Flieg mein Schirmchen

 

Freudig sprang Vicky über die bunte Frühlingswiese. Wie schön war es doch hier! Fast wie ein weißer Teppich standen die Gänseblümchen, ihre Köpfchen in den Himmel streckend. Wie hinein getupft hellblaue Flecken, standen Vergissmeinnicht daneben. Gelb strahlend wie kleine Sonnen daneben die Blüten des Löwenzahn. Das Mädchen lief von Blüte zu Blüte. Stets meinte sie in der Ferne eine noch Schönere zu entdecken. Plötzlich strebte Vicky einer Pusteblume zu, die sie zwischen dem Löwenzahn entdeckt hatte. Voller Glück pflückte sie diese und blies die Samenschirmchen in den Himmel. „Fliegt, ihr Schirmchen, fliegt“, jubelte das Mädchen. Wie schön war es, die kleinen Schirmchen bei ihrem Flug zu beobachten.

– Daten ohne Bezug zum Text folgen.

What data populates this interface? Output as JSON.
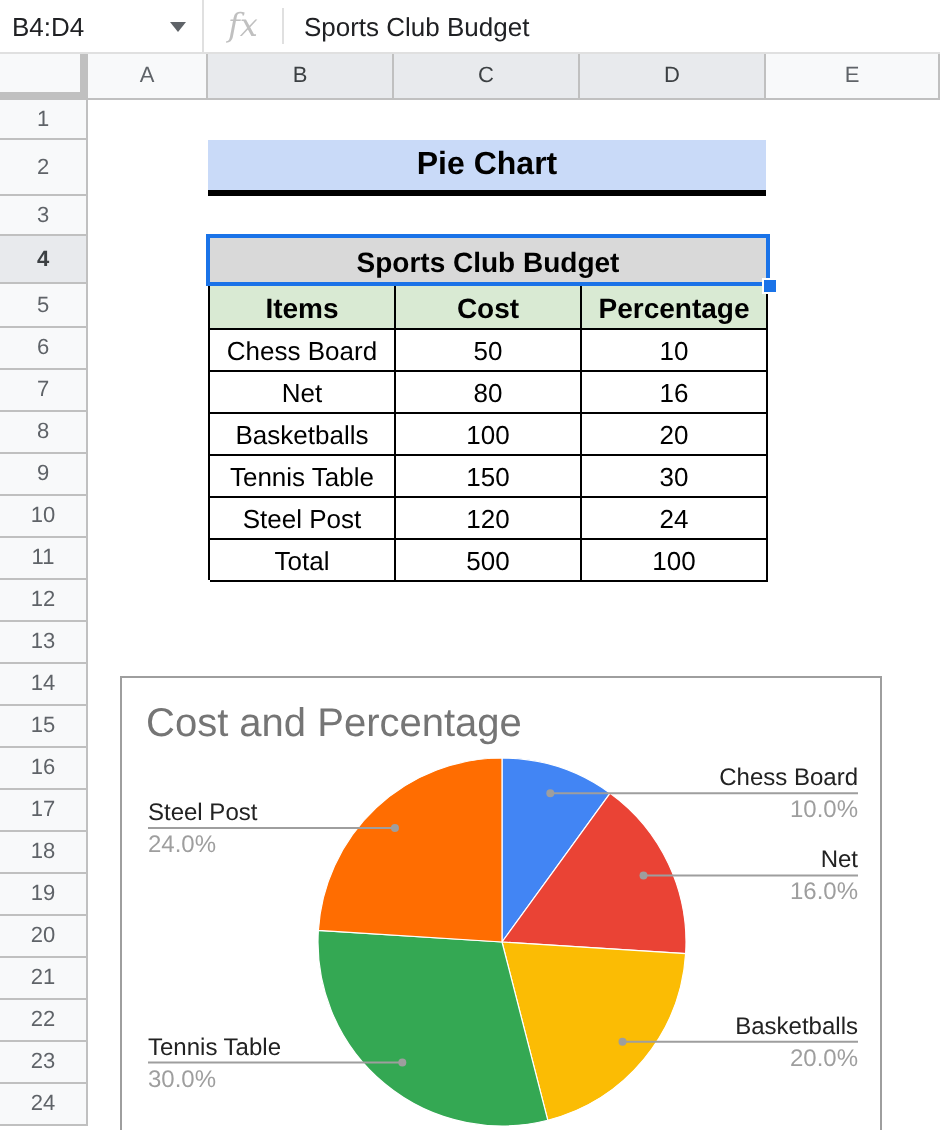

„Uih, ist das schön zu fliegen, das habe ich mir lange schon gewünscht“, rief eins der kleinen Schirmchen seinen Geschwistern zu. „Schon als Löwenzahn träumte ich davon zu fliegen.“ „Wo fliegen wir hin“, erkundigte sich ein anderes Schirmchen, das sich etwas unsicher fühlte. „Wohin der Wind uns treibt“, jubelte fröhlich ein drittes Schirmchen. Spaß machte es, sich so durch die Lüfte segeln zu lassen. In die verschiedensten Richtungen wehte der Wind die kleinen Samen. Schon nach kurzer Reise landete ein kleiner Segler in einer Rosenhecke. „So hatte ich mir meine Landung nicht vorgestellt“, dachte er traurig. Ein zweites Schirmchen stürzte ins Wasser und trieb auf einem Borkenstückchen den Fluss entlang. Herrlich fand es die Flussfahrt bis das Borkenstück am Ufer strandete. Müde von den Erlebnissen des Ausflugs ruhte sich das Schirmchen am Flussufer aus. Schlief ein und erwachte erst im nächsten Frühjahr als Löwenzahn.